Ms. Park’s image as an aloof leader has been bolstered by her reluctance to face the news media. Last year, she only held one news conference. This year, too, she has held only one so far — in January. She has also been accused of being imperious with senior officials and of not tolerating dissent.

Official photos often show ministers and presidential staff members reverentially taking notes while she speaks, which some critics liken to North Korean generals’ trailing their young leader, Kim Jong-un, with note pads.

“Her leadership smacks somewhat of a monarchy,” said Ahn Byong-jin, a political scientist at Kyung Hee Cyber University in Seoul. “You get to wonder whether she knows what ‘being presidential’ means.”

Ms. Park’s office declined to answer questions or to comment for this article.

Her Saenuri Party remains more popular than the main opposition, which has been entangled in internal disputes. But Mr. Ahn said Ms. Park’s ability to push her domestic and international agenda could be seriously compromised because her “political capital would likely run thin” in the wake of the MERS crisis. The Saenuri Party may turn its back against the unpopular president before parliamentary elections next year, he said.

Some political analysts traced Ms. Park’s leadership style to her background. Her father ruled the country with an iron fist for 18 years, and Ms. Park served as first lady after her mother was assassinated in 1974.

After her father’s death, she secluded herself in her Seoul home for almost 18 years before she entered politics during the 1997-98 Asian financial crisis.

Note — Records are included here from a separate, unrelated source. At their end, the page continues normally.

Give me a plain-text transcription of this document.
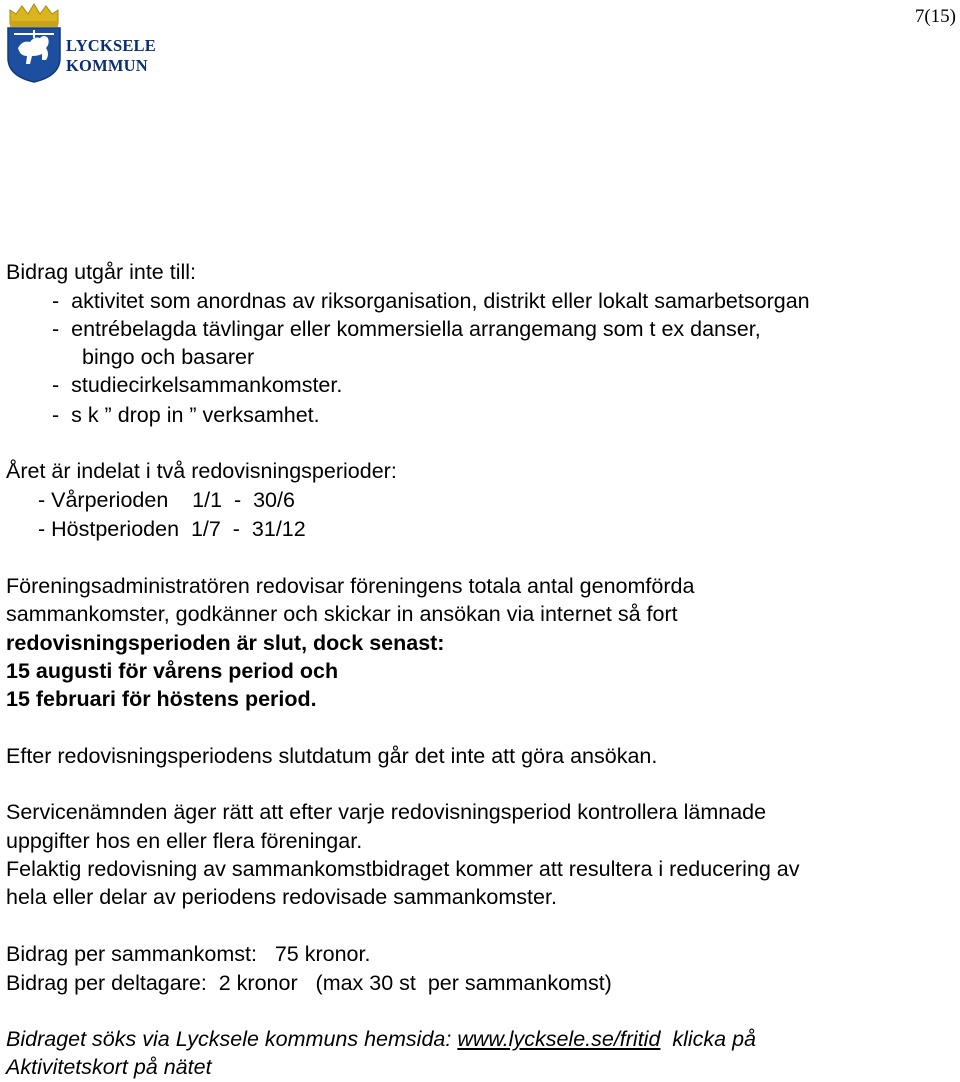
LYCKSELE
KOMMUN
7(15)
Bidrag utgår inte till:
-  aktivitet som anordnas av riksorganisation, distrikt eller lokalt samarbetsorgan
-  entrébelagda tävlingar eller kommersiella arrangemang som t ex danser,
bingo och basarer
-  studiecirkelsammankomster.
-  s k ” drop in ” verksamhet.
Året är indelat i två redovisningsperioder:
- Vårperioden    1/1  -  30/6
- Höstperioden  1/7  -  31/12
Föreningsadministratören redovisar föreningens totala antal genomförda
sammankomster, godkänner och skickar in ansökan via internet så fort
redovisningsperioden är slut, dock senast:
15 augusti för vårens period och
15 februari för höstens period.
Efter redovisningsperiodens slutdatum går det inte att göra ansökan.
Servicenämnden äger rätt att efter varje redovisningsperiod kontrollera lämnade
uppgifter hos en eller flera föreningar.
Felaktig redovisning av sammankomstbidraget kommer att resultera i reducering av
hela eller delar av periodens redovisade sammankomster.
Bidrag per sammankomst:   75 kronor.
Bidrag per deltagare:  2 kronor   (max 30 st  per sammankomst)
Bidraget söks via Lycksele kommuns hemsida: www.lycksele.se/fritid  klicka på
Aktivitetskort på nätet
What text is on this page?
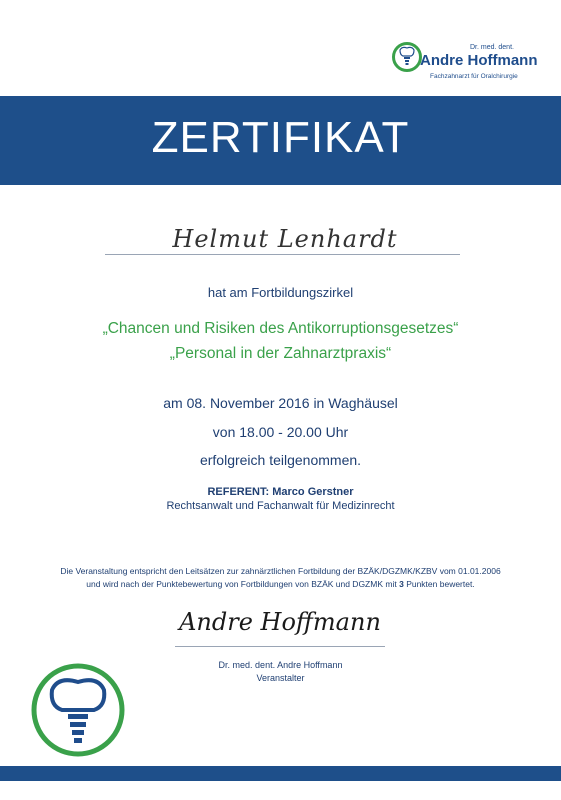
Dr. med. dent.
Andre Hoffmann
Fachzahnarzt für Oralchirurgie
ZERTIFIKAT
Helmut Lenhardt
hat am Fortbildungszirkel
„Chancen und Risiken des Antikorruptionsgesetzes“
„Personal in der Zahnarztpraxis“
am 08. November 2016 in Waghäusel
von 18.00 - 20.00 Uhr
erfolgreich teilgenommen.
REFERENT: Marco Gerstner
Rechtsanwalt und Fachanwalt für Medizinrecht
Die Veranstaltung entspricht den Leitsätzen zur zahnärztlichen Fortbildung der BZÄK/DGZMK/KZBV vom 01.01.2006
und wird nach der Punktebewertung von Fortbildungen von BZÄK und DGZMK mit 3 Punkten bewertet.
Andre Hoffmann
Dr. med. dent. Andre Hoffmann
Veranstalter
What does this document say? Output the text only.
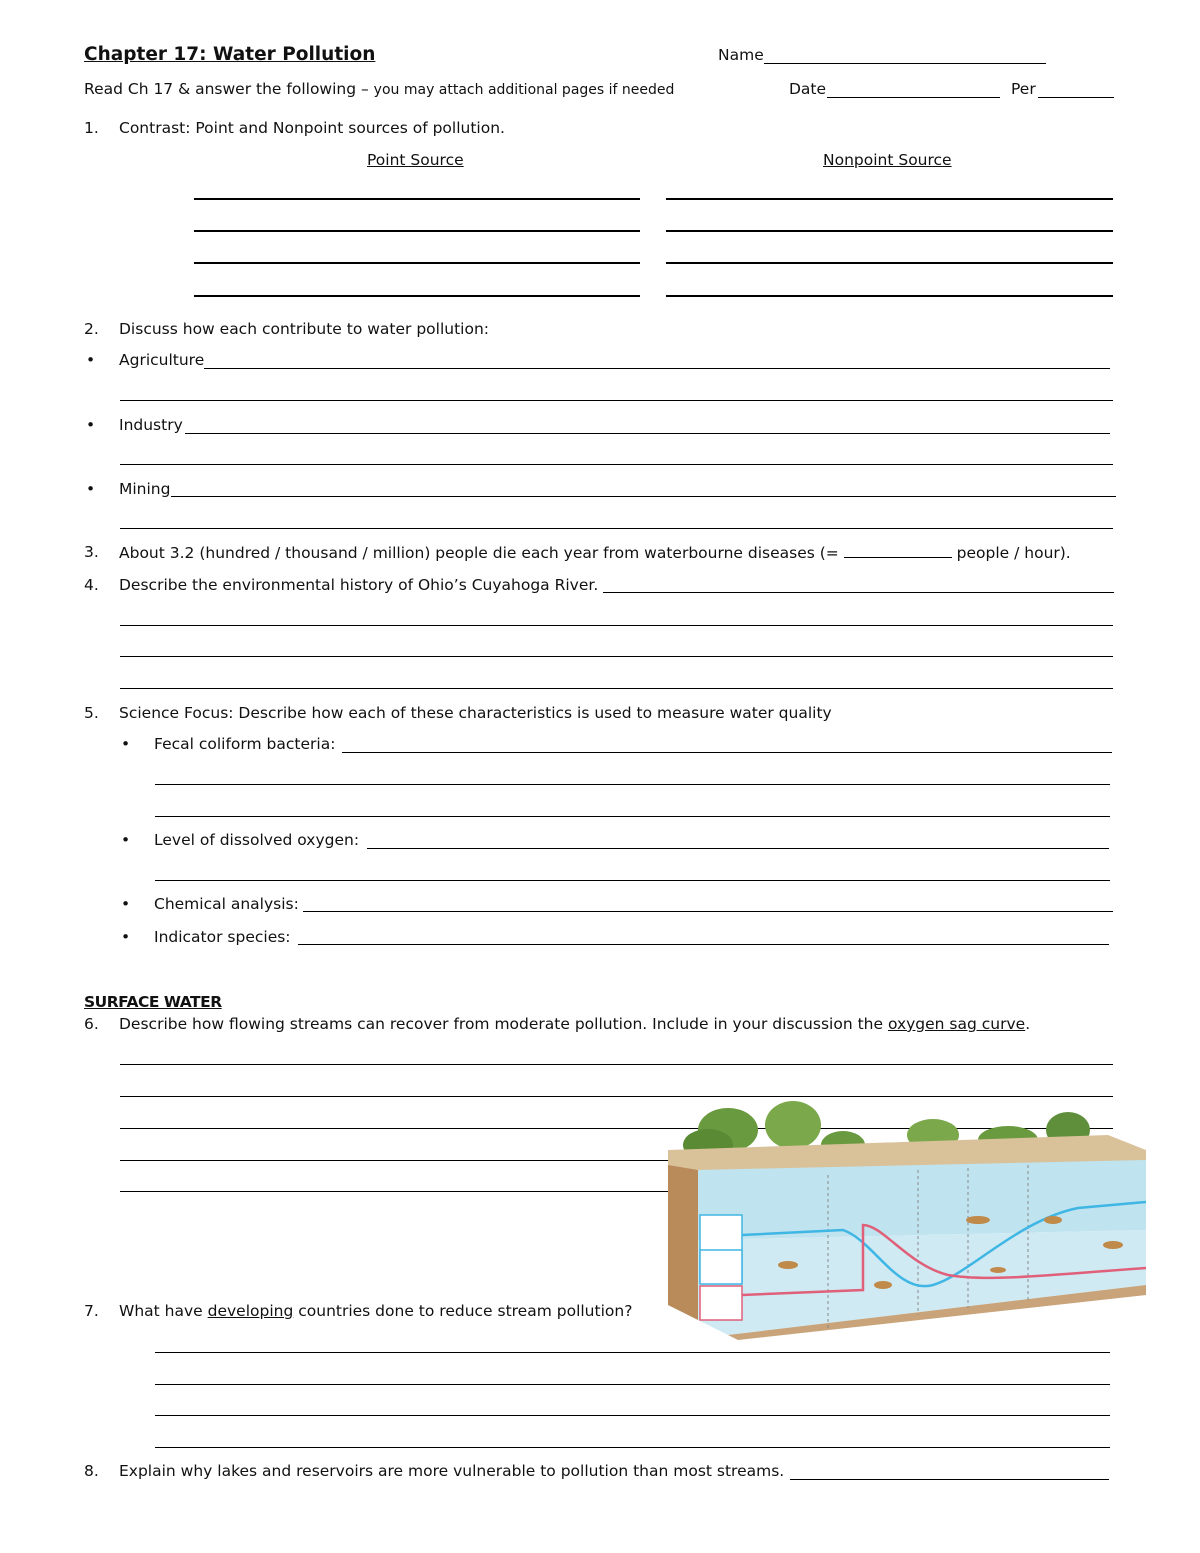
Chapter 17: Water Pollution	Name
Read Ch 17 & answer the following – you may attach additional pages if needed	Date	Per
1. Contrast: Point and Nonpoint sources of pollution.
Point Source	Nonpoint Source
2. Discuss how each contribute to water pollution:
•
Agriculture
•
Industry
•
Mining
3. About 3.2 (hundred / thousand / million) people die each year from waterbourne diseases (=	people / hour).
4. Describe the environmental history of Ohio’s Cuyahoga River.
5. Science Focus: Describe how each of these characteristics is used to measure water quality
•
Fecal coliform bacteria:
•
Level of dissolved oxygen:
•
Chemical analysis:
•
Indicator species:
SURFACE WATER
6. Describe how flowing streams can recover from moderate pollution. Include in your discussion the oxygen sag curve.
7. What have developing countries done to reduce stream pollution?
8. Explain why lakes and reservoirs are more vulnerable to pollution than most streams.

She quickly emerged as a darling of conservative South Koreans who hankered for the charismatic leadership associated with her father. Ms. Park, who never married, said she was “married to the nation.”

Behind that image, however, was a leader whose “mind-set remains stuck in her father’s days, steeped in a hierarchical and closed leadership,” Mr. Choi, of the Institute of Presidential Leadership, said. “What we once praised as her greatest strengths have turned out her biggest weaknesses.”